Par la foi, nous savons que les promesses de Dieu sont infiniment plus réelles que ce que nous percevons par nos sens et par la raison… Et surtout qu’elles sont éternelles, alors que ce monde (et tout ce qui le constitue) est en train de passer pour disparaître un jour.

« Demeurez en moi, comme moi en vous. » Oui, Frères et Sœurs, demeurons dans le Christ Jésus puisqu’il demeure en nous. Pour ce faire, nous n’avons pas besoin de nous brancher sur lui. Nous le sommes déjà par notre baptême. Il s’agit en fait de demeurer en Lui afin que sa Vie de Ressuscité circule en nous et entre nous, et qu’ainsi nous soyons des hommes et des femmes porteurs de sa lumière, de sa paix, et contagieux de sa sainteté. Rappelez-vous les paroles si fortes de l’Apôtre saint Jean dans la 2ème lecture de cette messe : « Petits enfants, n’aimons pas en paroles ni par des discours, mais par des actes et en vérité. Dieu est plus grand que notre cœur, et il connaît toutes choses. Or, voici son commandement : mettre notre foi dans le nom de son Fils Jésus Christ, et nous aimer les uns les autres comme il nous l’a commandé. »

Notre vocation à la sainteté est quelque chose d’infiniment plus simple que nous n’imaginons. Il importe simplement de consentir à l’action de l’Esprit en nous et de laisser la vie de Dieu (sa sainteté, si vous préférez), se déployer en nous, afin de correspondre à la volonté du Seigneur, et de donner les fruits qu’il attend de nous : « Ce qui fait la gloire de mon Père, c’est que vous donniez beaucoup de fruit. »
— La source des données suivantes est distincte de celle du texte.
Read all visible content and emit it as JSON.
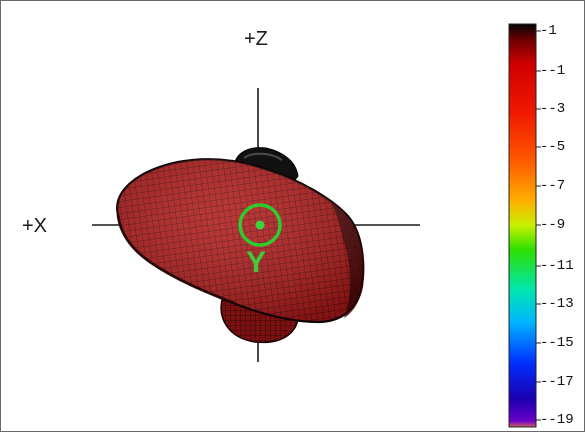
{
  "view": {
    "axis_top": "+Z",
    "axis_left": "+X",
    "marker_label": "Y"
  },
  "colorbar": {
    "ticks": [
      "-1",
      "--1",
      "--3",
      "--5",
      "--7",
      "--9",
      "--11",
      "--13",
      "--15",
      "--17",
      "--19"
    ],
    "colors": [
      "#000000",
      "#8b0000",
      "#ff1a00",
      "#ff5a00",
      "#ff9a00",
      "#ffe100",
      "#a0ff00",
      "#00e000",
      "#00e0c0",
      "#0090ff",
      "#0020ff",
      "#2000a0",
      "#6a00c0"
    ]
  }
}
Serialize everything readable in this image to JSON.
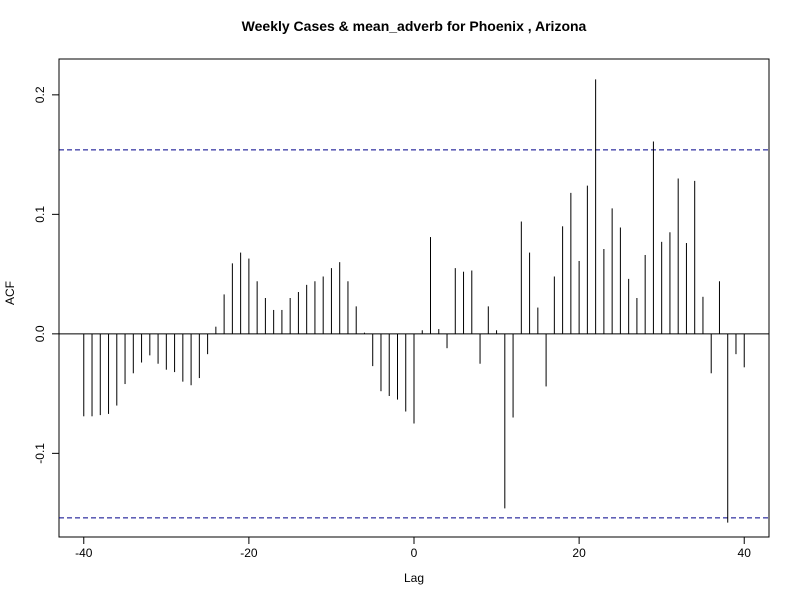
{
  "chart_data": {
    "type": "bar",
    "title": "Weekly Cases & mean_adverb for Phoenix , Arizona",
    "xlabel": "Lag",
    "ylabel": "ACF",
    "xlim": [
      -43,
      43
    ],
    "ylim": [
      -0.17,
      0.23
    ],
    "x_ticks": [
      -40,
      -20,
      0,
      20,
      40
    ],
    "y_ticks": [
      -0.1,
      0.0,
      0.1,
      0.2
    ],
    "y_tick_labels": [
      "-0.1",
      "0.0",
      "0.1",
      "0.2"
    ],
    "ci_upper": 0.154,
    "ci_lower": -0.154,
    "ci_color": "#00008B",
    "lags": [
      -40,
      -39,
      -38,
      -37,
      -36,
      -35,
      -34,
      -33,
      -32,
      -31,
      -30,
      -29,
      -28,
      -27,
      -26,
      -25,
      -24,
      -23,
      -22,
      -21,
      -20,
      -19,
      -18,
      -17,
      -16,
      -15,
      -14,
      -13,
      -12,
      -11,
      -10,
      -9,
      -8,
      -7,
      -6,
      -5,
      -4,
      -3,
      -2,
      -1,
      0,
      1,
      2,
      3,
      4,
      5,
      6,
      7,
      8,
      9,
      10,
      11,
      12,
      13,
      14,
      15,
      16,
      17,
      18,
      19,
      20,
      21,
      22,
      23,
      24,
      25,
      26,
      27,
      28,
      29,
      30,
      31,
      32,
      33,
      34,
      35,
      36,
      37,
      38,
      39,
      40
    ],
    "values": [
      -0.069,
      -0.069,
      -0.068,
      -0.067,
      -0.06,
      -0.042,
      -0.033,
      -0.024,
      -0.018,
      -0.025,
      -0.03,
      -0.032,
      -0.04,
      -0.043,
      -0.037,
      -0.017,
      0.006,
      0.033,
      0.059,
      0.068,
      0.063,
      0.044,
      0.03,
      0.02,
      0.02,
      0.03,
      0.035,
      0.041,
      0.044,
      0.048,
      0.055,
      0.06,
      0.044,
      0.023,
      0.001,
      -0.027,
      -0.048,
      -0.052,
      -0.055,
      -0.065,
      -0.075,
      0.003,
      0.081,
      0.004,
      -0.012,
      0.055,
      0.052,
      0.053,
      -0.025,
      0.023,
      0.003,
      -0.146,
      -0.07,
      0.094,
      0.068,
      0.022,
      -0.044,
      0.048,
      0.09,
      0.118,
      0.061,
      0.124,
      0.213,
      0.071,
      0.105,
      0.089,
      0.046,
      0.03,
      0.066,
      0.161,
      0.077,
      0.085,
      0.13,
      0.076,
      0.128,
      0.031,
      -0.033,
      0.044,
      -0.158,
      -0.017,
      -0.028
    ]
  }
}
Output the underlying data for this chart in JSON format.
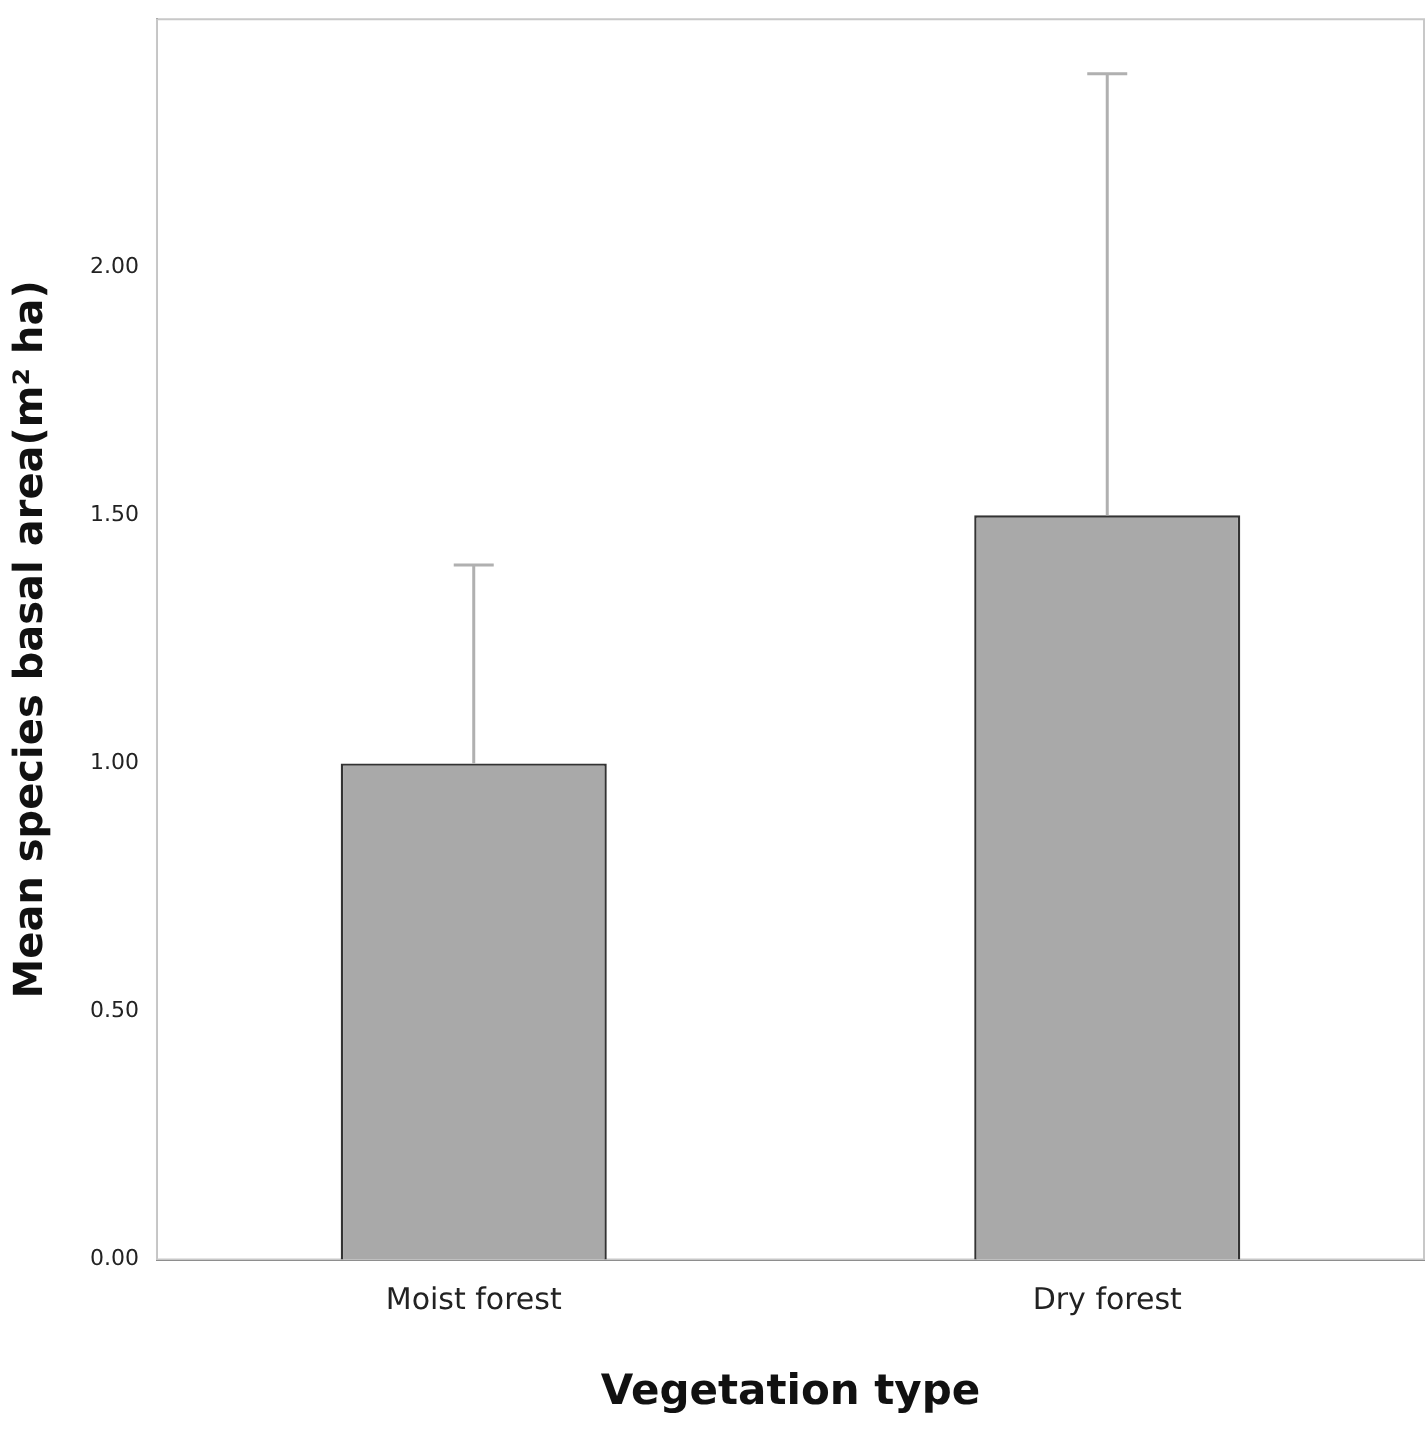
{
  "chart_data": {
    "type": "bar",
    "xlabel": "Vegetation type",
    "ylabel": "Mean species basal area(m² ha)",
    "categories": [
      "Moist forest",
      "Dry forest"
    ],
    "values": [
      1.0,
      1.5
    ],
    "errors": [
      [
        1.0,
        1.4
      ],
      [
        1.5,
        2.39
      ]
    ],
    "color": "#a9a9a9",
    "ylim": [
      0,
      2.5
    ],
    "yticks": [
      {
        "value": 0,
        "label": "0.00"
      },
      {
        "value": 0.5,
        "label": "0.50"
      },
      {
        "value": 1,
        "label": "1.00"
      },
      {
        "value": 1.5,
        "label": "1.50"
      },
      {
        "value": 2,
        "label": "2.00"
      }
    ],
    "grid": false,
    "legend": false
  }
}
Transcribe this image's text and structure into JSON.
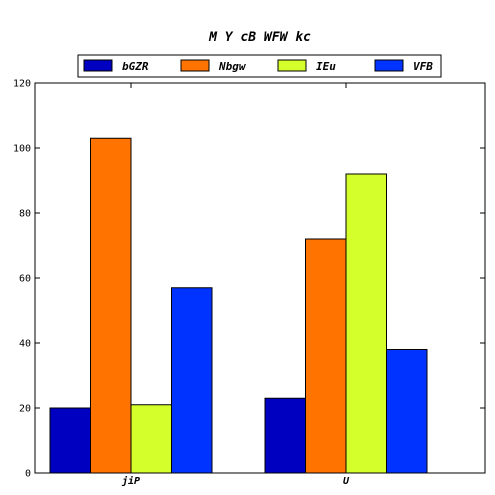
{
  "chart_data": {
    "type": "bar",
    "title": "M Y cB WFW kc",
    "xlabel": "",
    "ylabel": "",
    "categories": [
      "jiP",
      "U"
    ],
    "ylim": [
      0,
      120
    ],
    "yticks": [
      0,
      20,
      40,
      60,
      80,
      100,
      120
    ],
    "grid": false,
    "legend_position": "top",
    "series": [
      {
        "name": "bGZR",
        "color": "#0000c0",
        "values": [
          20,
          23
        ]
      },
      {
        "name": "Nbgw",
        "color": "#ff7300",
        "values": [
          103,
          72
        ]
      },
      {
        "name": "IEu",
        "color": "#d4ff2a",
        "values": [
          21,
          92
        ]
      },
      {
        "name": "VFB",
        "color": "#0033ff",
        "values": [
          57,
          38
        ]
      }
    ]
  }
}
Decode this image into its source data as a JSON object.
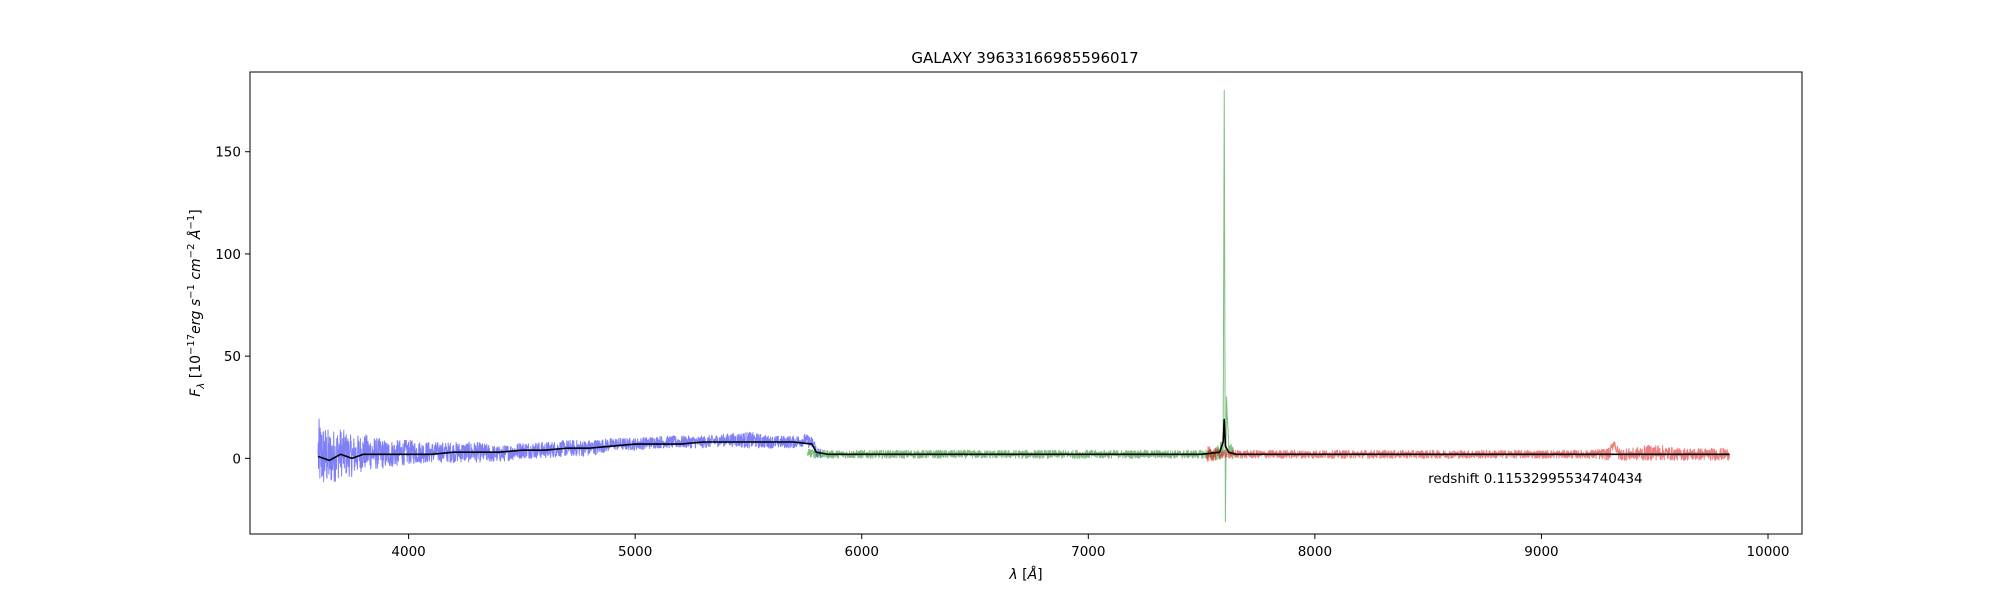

Ainsi en va-t-il de notre vie ! Pour qu’elle soit heureuse – et par conséquent féconde, rayonnante – elle doit s’enraciner dans l’amour du Christ et se laisser guider par son Esprit. Ce que nous sommes incapable de réaliser par nous-mêmes le Seigneur le réalisera lui-même pour nous, non pas malgré nous, mais avec nous. Qu’il en soit éternellement béni.